A huge consignment of cocaine that was destined for the UK and Europe has been seized off the coast of Barbados.
Investigators from the National Crime Agency (NCA), working alongside European law enforcement partners, spent several months tracking a drug trafficking network operating out of South America.
They were able to identify a Venezuelan-flagged fishing vessel that was packed with 4.2 tonnes of high purity cocaine.
Last week a French naval vessel operating out of Martinique intercepted and boarded the boat in international waters east of Barbados.
Investigators have said the high purity drugs would have had a street value of hundreds of millions of pounds and were destined for the streets of Europe.
The boat and her eight crew were apprehended and handed over to the Venezuelan authorities.
It is understood part of the intelligence that led to the vessel being identified came from the NCA’s international network who were working with international partners through the Maritime Analysis and Operations Centre (MAOC-N) based in Lisbon.
Deputy Director Tom Dowdall, head of NCA International, said: “The role played by the NCA in identifying and locating the vessel was critical to the success of the operation.

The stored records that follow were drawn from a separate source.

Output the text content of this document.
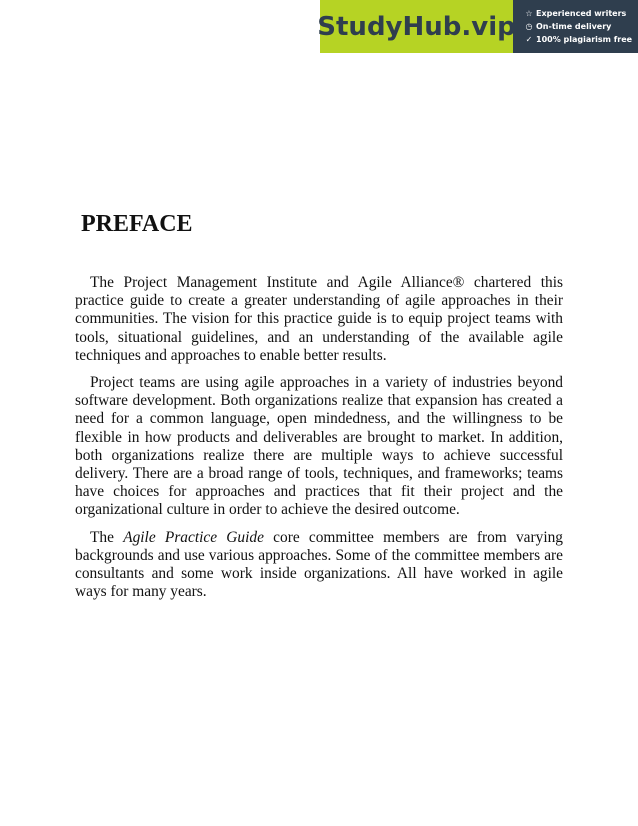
StudyHub.vip ☆ Experienced writers
◷ On-time delivery
✓ 100% plagiarism free
PREFACE

The Project Management Institute and Agile Alliance® chartered this practice guide to create a greater understanding of agile approaches in their communities. The vision for this practice guide is to equip project teams with tools, situational guidelines, and an understanding of the available agile techniques and approaches to enable better results.

Project teams are using agile approaches in a variety of industries beyond software development. Both organizations realize that expansion has created a need for a common language, open mindedness, and the willingness to be flexible in how products and deliverables are brought to market. In addition, both organizations realize there are multiple ways to achieve successful delivery. There are a broad range of tools, techniques, and frameworks; teams have choices for approaches and practices that fit their project and the organizational culture in order to achieve the desired outcome.

The Agile Practice Guide core committee members are from varying backgrounds and use various approaches. Some of the committee members are consultants and some work inside organizations. All have worked in agile ways for many years.
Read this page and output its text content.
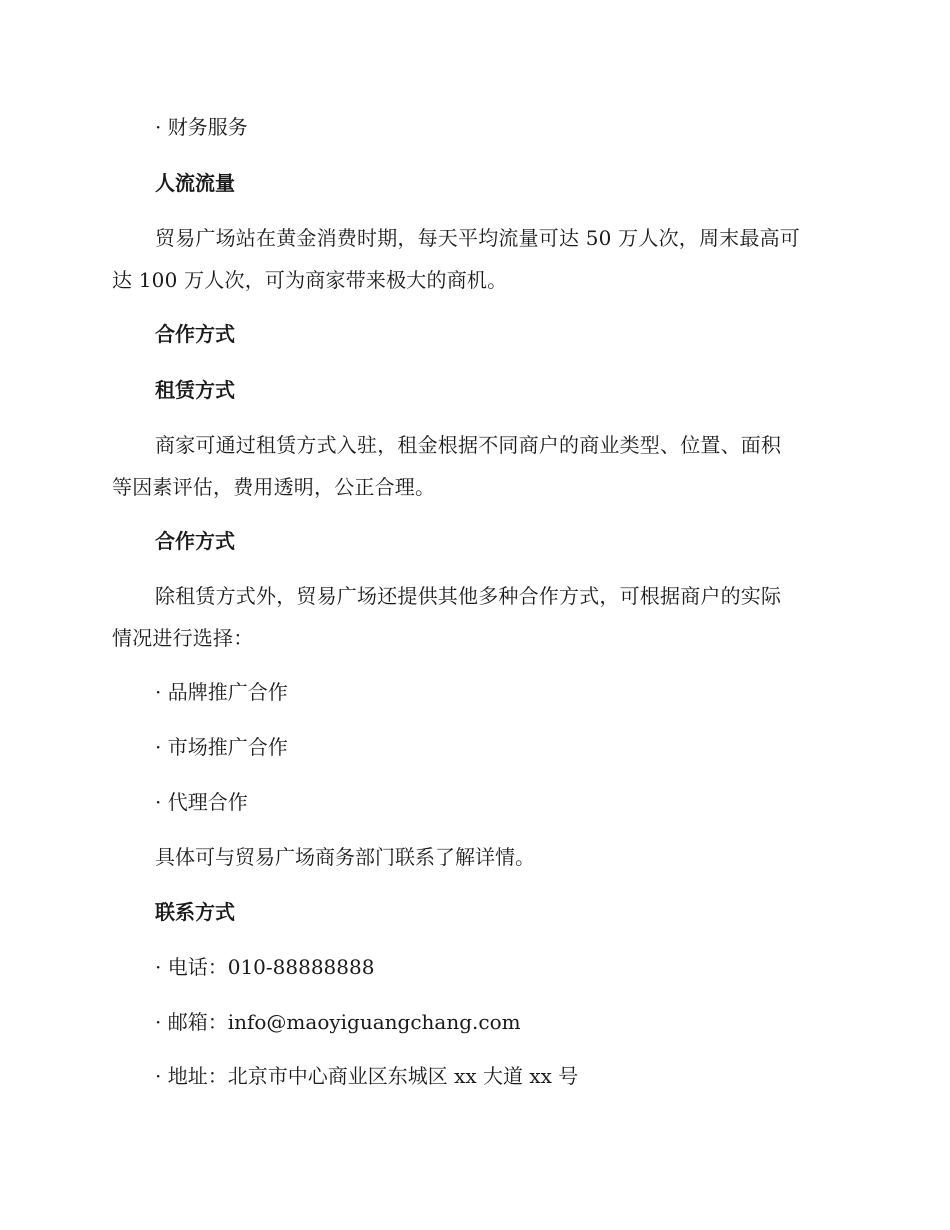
· 财务服务
人流流量
贸易广场站在黄金消费时期，每天平均流量可达 50 万人次，周末最高可
达 100 万人次，可为商家带来极大的商机。
合作方式
租赁方式
商家可通过租赁方式入驻，租金根据不同商户的商业类型、位置、面积
等因素评估，费用透明，公正合理。
合作方式
除租赁方式外，贸易广场还提供其他多种合作方式，可根据商户的实际
情况进行选择：
· 品牌推广合作
· 市场推广合作
· 代理合作
具体可与贸易广场商务部门联系了解详情。
联系方式
· 电话：010-88888888
· 邮箱：info@maoyiguangchang.com
· 地址：北京市中心商业区东城区 xx 大道 xx 号
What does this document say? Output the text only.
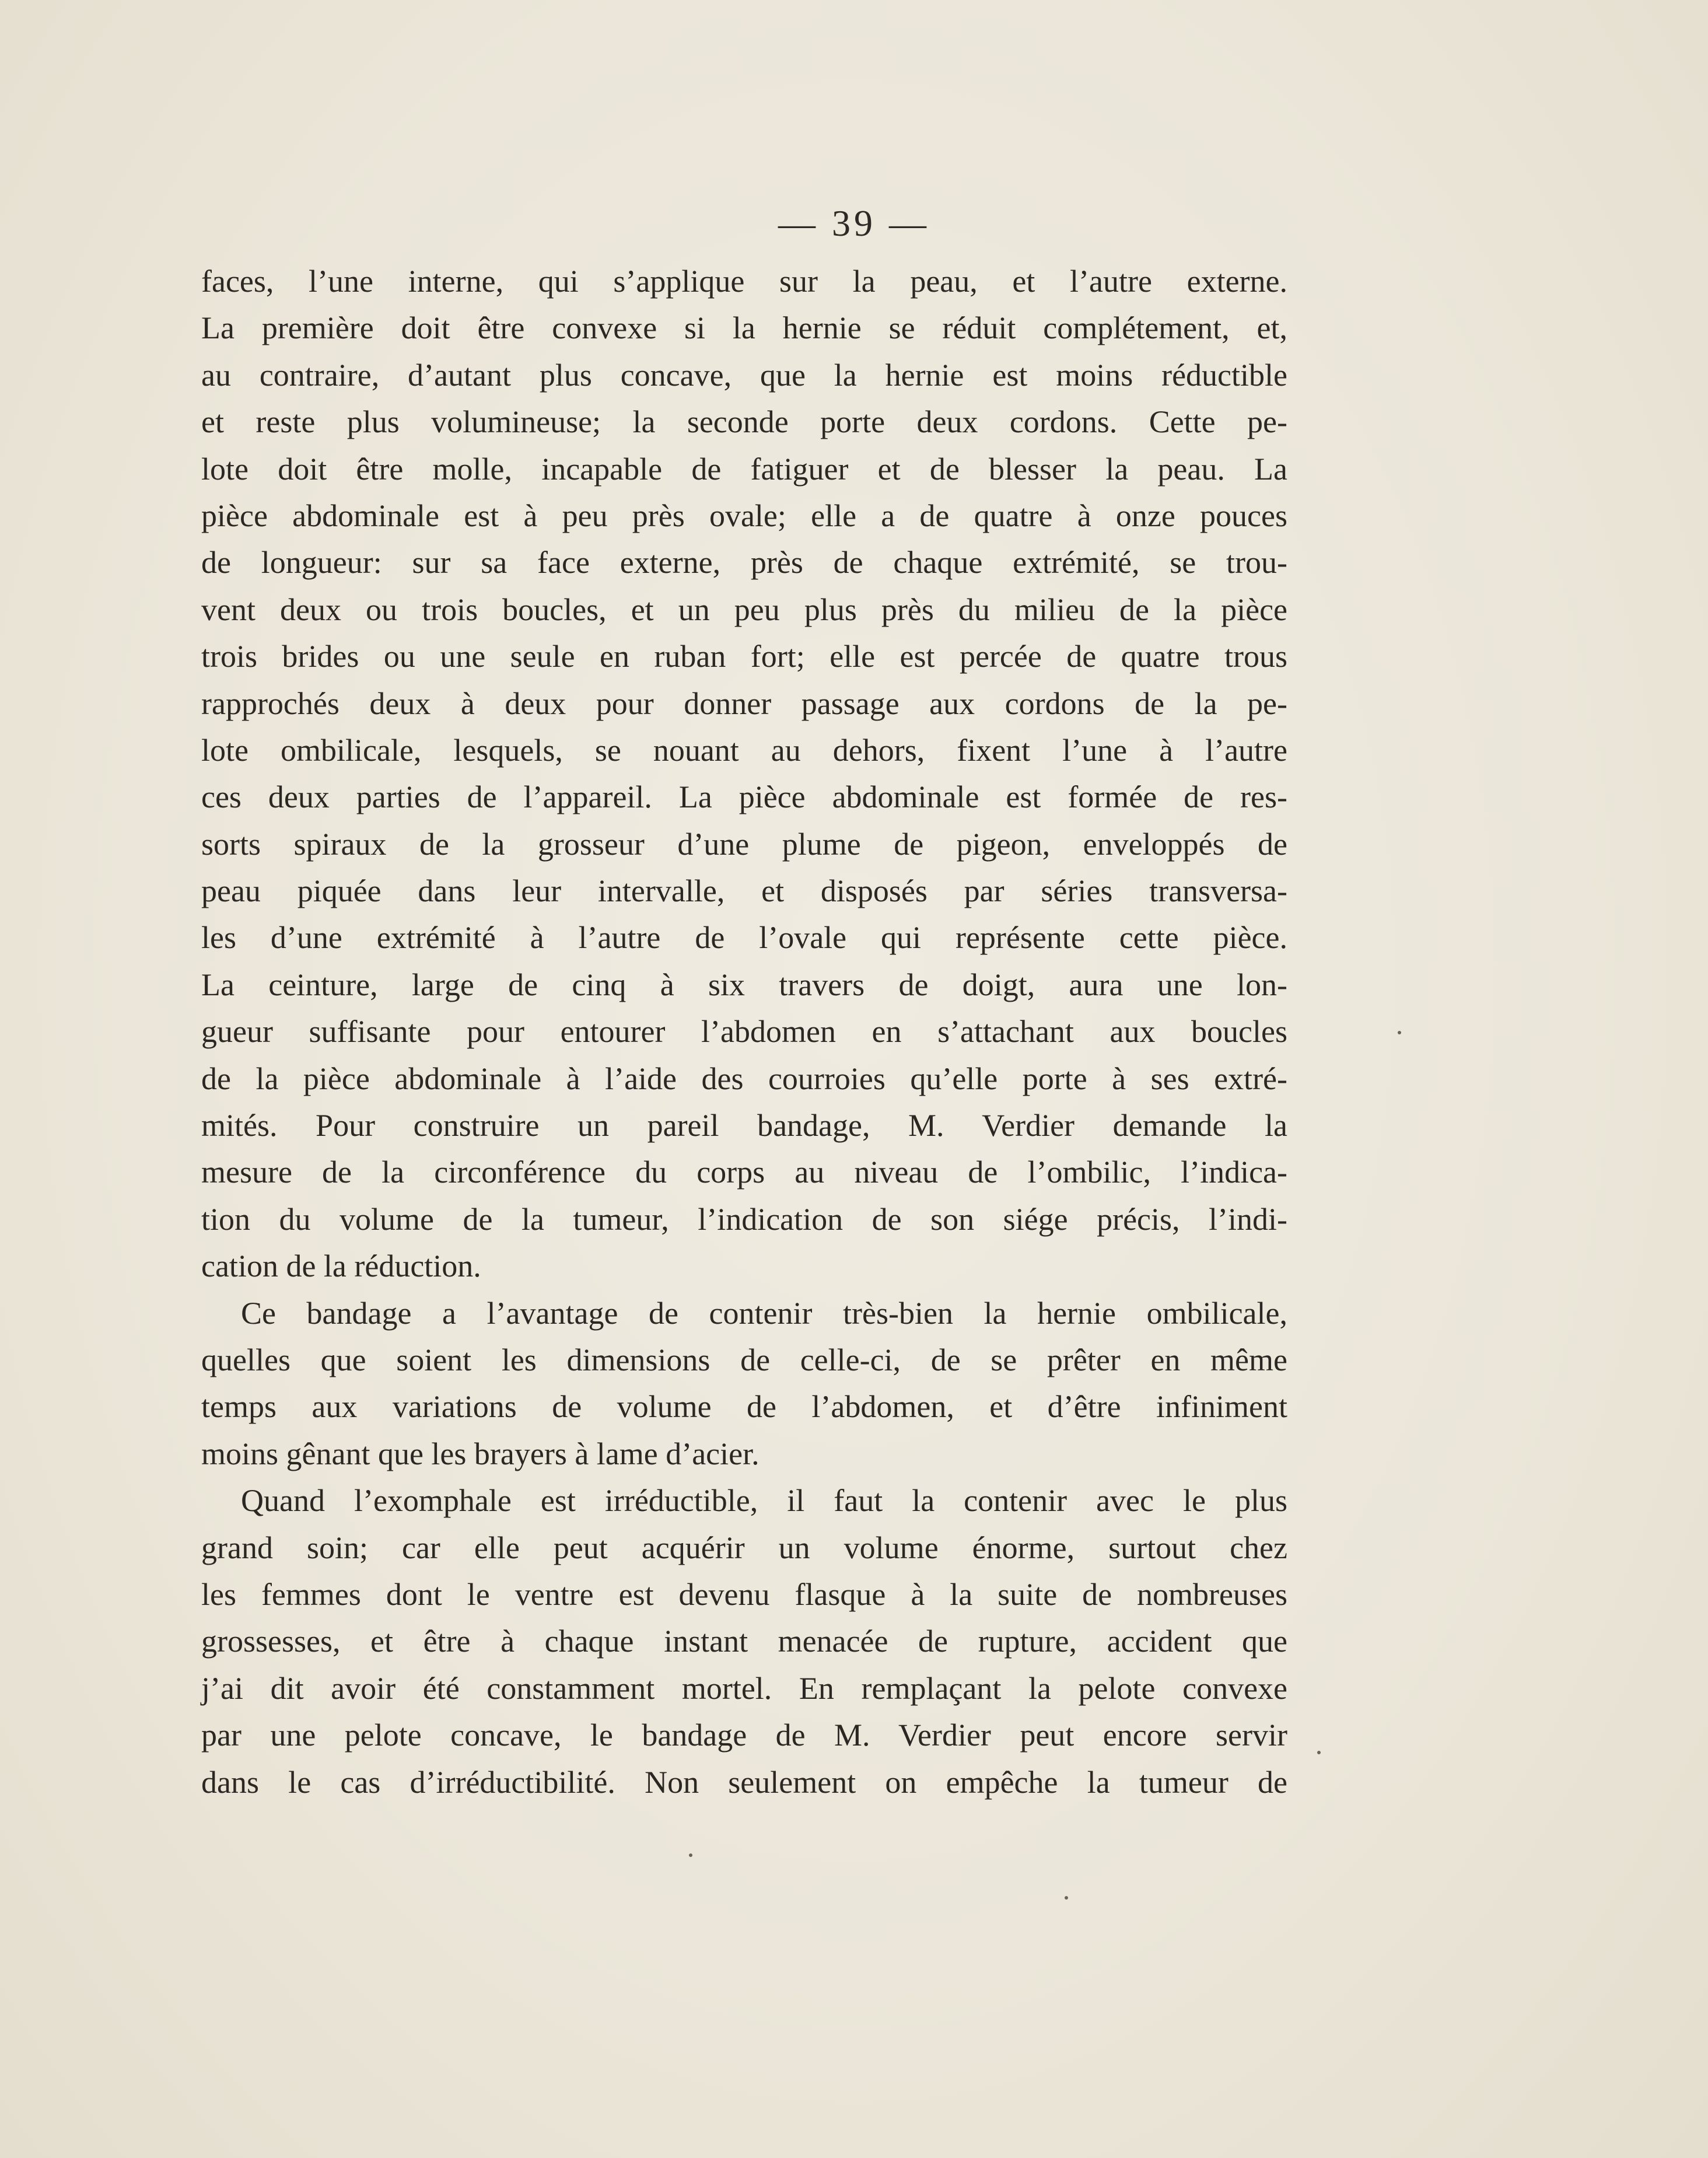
— 39 —
faces, l’une interne, qui s’applique sur la peau, et l’autre externe.
La première doit être convexe si la hernie se réduit complétement, et,
au contraire, d’autant plus concave, que la hernie est moins réductible
et reste plus volumineuse; la seconde porte deux cordons. Cette pe-
lote doit être molle, incapable de fatiguer et de blesser la peau. La
pièce abdominale est à peu près ovale; elle a de quatre à onze pouces
de longueur: sur sa face externe, près de chaque extrémité, se trou-
vent deux ou trois boucles, et un peu plus près du milieu de la pièce
trois brides ou une seule en ruban fort; elle est percée de quatre trous
rapprochés deux à deux pour donner passage aux cordons de la pe-
lote ombilicale, lesquels, se nouant au dehors, fixent l’une à l’autre
ces deux parties de l’appareil. La pièce abdominale est formée de res-
sorts spiraux de la grosseur d’une plume de pigeon, enveloppés de
peau piquée dans leur intervalle, et disposés par séries transversa-
les d’une extrémité à l’autre de l’ovale qui représente cette pièce.
La ceinture, large de cinq à six travers de doigt, aura une lon-
gueur suffisante pour entourer l’abdomen en s’attachant aux boucles
de la pièce abdominale à l’aide des courroies qu’elle porte à ses extré-
mités. Pour construire un pareil bandage, M. Verdier demande la
mesure de la circonférence du corps au niveau de l’ombilic, l’indica-
tion du volume de la tumeur, l’indication de son siége précis, l’indi-
cation de la réduction.
Ce bandage a l’avantage de contenir très-bien la hernie ombilicale,
quelles que soient les dimensions de celle-ci, de se prêter en même
temps aux variations de volume de l’abdomen, et d’être infiniment
moins gênant que les brayers à lame d’acier.
Quand l’exomphale est irréductible, il faut la contenir avec le plus
grand soin; car elle peut acquérir un volume énorme, surtout chez
les femmes dont le ventre est devenu flasque à la suite de nombreuses
grossesses, et être à chaque instant menacée de rupture, accident que
j’ai dit avoir été constamment mortel. En remplaçant la pelote convexe
par une pelote concave, le bandage de M. Verdier peut encore servir
dans le cas d’irréductibilité. Non seulement on empêche la tumeur de
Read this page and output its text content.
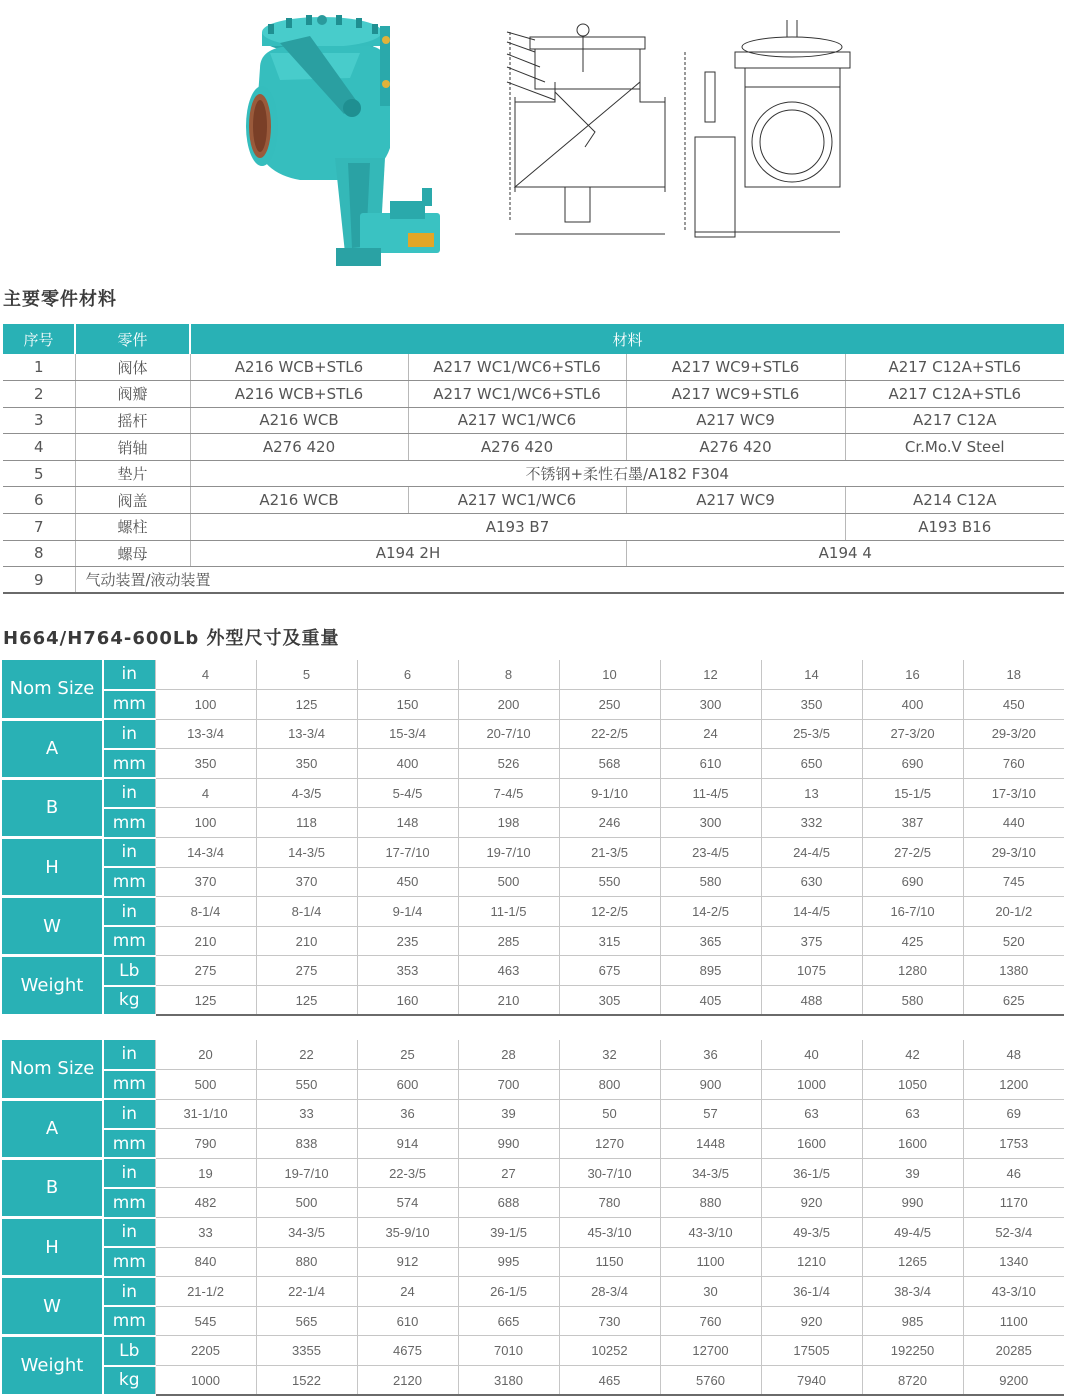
主要零件材料
序号	零件	材料			
1	阀体	A216 WCB+STL6	A217 WC1/WC6+STL6	A217 WC9+STL6	A217 C12A+STL6
2	阀瓣	A216 WCB+STL6	A217 WC1/WC6+STL6	A217 WC9+STL6	A217 C12A+STL6
3	摇杆	A216 WCB	A217 WC1/WC6	A217 WC9	A217 C12A
4	销轴	A276 420	A276 420	A276 420	Cr.Mo.V Steel
5	垫片	不锈钢+柔性石墨/A182 F304			
6	阀盖	A216 WCB	A217 WC1/WC6	A217 WC9	A214 C12A
7	螺柱	A193 B7			A193 B16
8	螺母	A194 2H		A194 4	
9	气动装置/液动装置				
H664/H764-600Lb 外型尺寸及重量
Nom Size	in	4	5	6	8	10	12	14	16	18
	mm	100	125	150	200	250	300	350	400	450
A	in	13-3/4	13-3/4	15-3/4	20-7/10	22-2/5	24	25-3/5	27-3/20	29-3/20
	mm	350	350	400	526	568	610	650	690	760
B	in	4	4-3/5	5-4/5	7-4/5	9-1/10	11-4/5	13	15-1/5	17-3/10
	mm	100	118	148	198	246	300	332	387	440
H	in	14-3/4	14-3/5	17-7/10	19-7/10	21-3/5	23-4/5	24-4/5	27-2/5	29-3/10
	mm	370	370	450	500	550	580	630	690	745
W	in	8-1/4	8-1/4	9-1/4	11-1/5	12-2/5	14-2/5	14-4/5	16-7/10	20-1/2
	mm	210	210	235	285	315	365	375	425	520
Weight	Lb	275	275	353	463	675	895	1075	1280	1380
	kg	125	125	160	210	305	405	488	580	625
Nom Size	in	20	22	25	28	32	36	40	42	48
	mm	500	550	600	700	800	900	1000	1050	1200
A	in	31-1/10	33	36	39	50	57	63	63	69
	mm	790	838	914	990	1270	1448	1600	1600	1753
B	in	19	19-7/10	22-3/5	27	30-7/10	34-3/5	36-1/5	39	46
	mm	482	500	574	688	780	880	920	990	1170
H	in	33	34-3/5	35-9/10	39-1/5	45-3/10	43-3/10	49-3/5	49-4/5	52-3/4
	mm	840	880	912	995	1150	1100	1210	1265	1340
W	in	21-1/2	22-1/4	24	26-1/5	28-3/4	30	36-1/4	38-3/4	43-3/10
	mm	545	565	610	665	730	760	920	985	1100
Weight	Lb	2205	3355	4675	7010	10252	12700	17505	192250	20285
	kg	1000	1522	2120	3180	465	5760	7940	8720	9200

“Through MAOC-N we were then able to ensure that the boat was intercepted by our partners, in this case the French Navy.
“Working with our European partners we have stopped a huge haul of drugs from making it onto the European market, and I’ve no doubt some of that would have ended up in the UK in the hands of criminal gangs also engaged in violence and exploitation.
“A seizure of this size will have a dramatic impact on the organised crime groups involved, and deprive them of huge profits.”
There had been concerns that international cooperation between European law enforcement agencies could be impacted following Brexit.
But earlier this week senior figures from the NCA and UK policing insisted they had confidence in the UK’s new security arrangements under Brexit.
Steve Rodhouse, Director General of the NCA told the House of Lords EU Security Committee the deal now in place replicated the crime fighting tools they had previously had and appeared to be working well.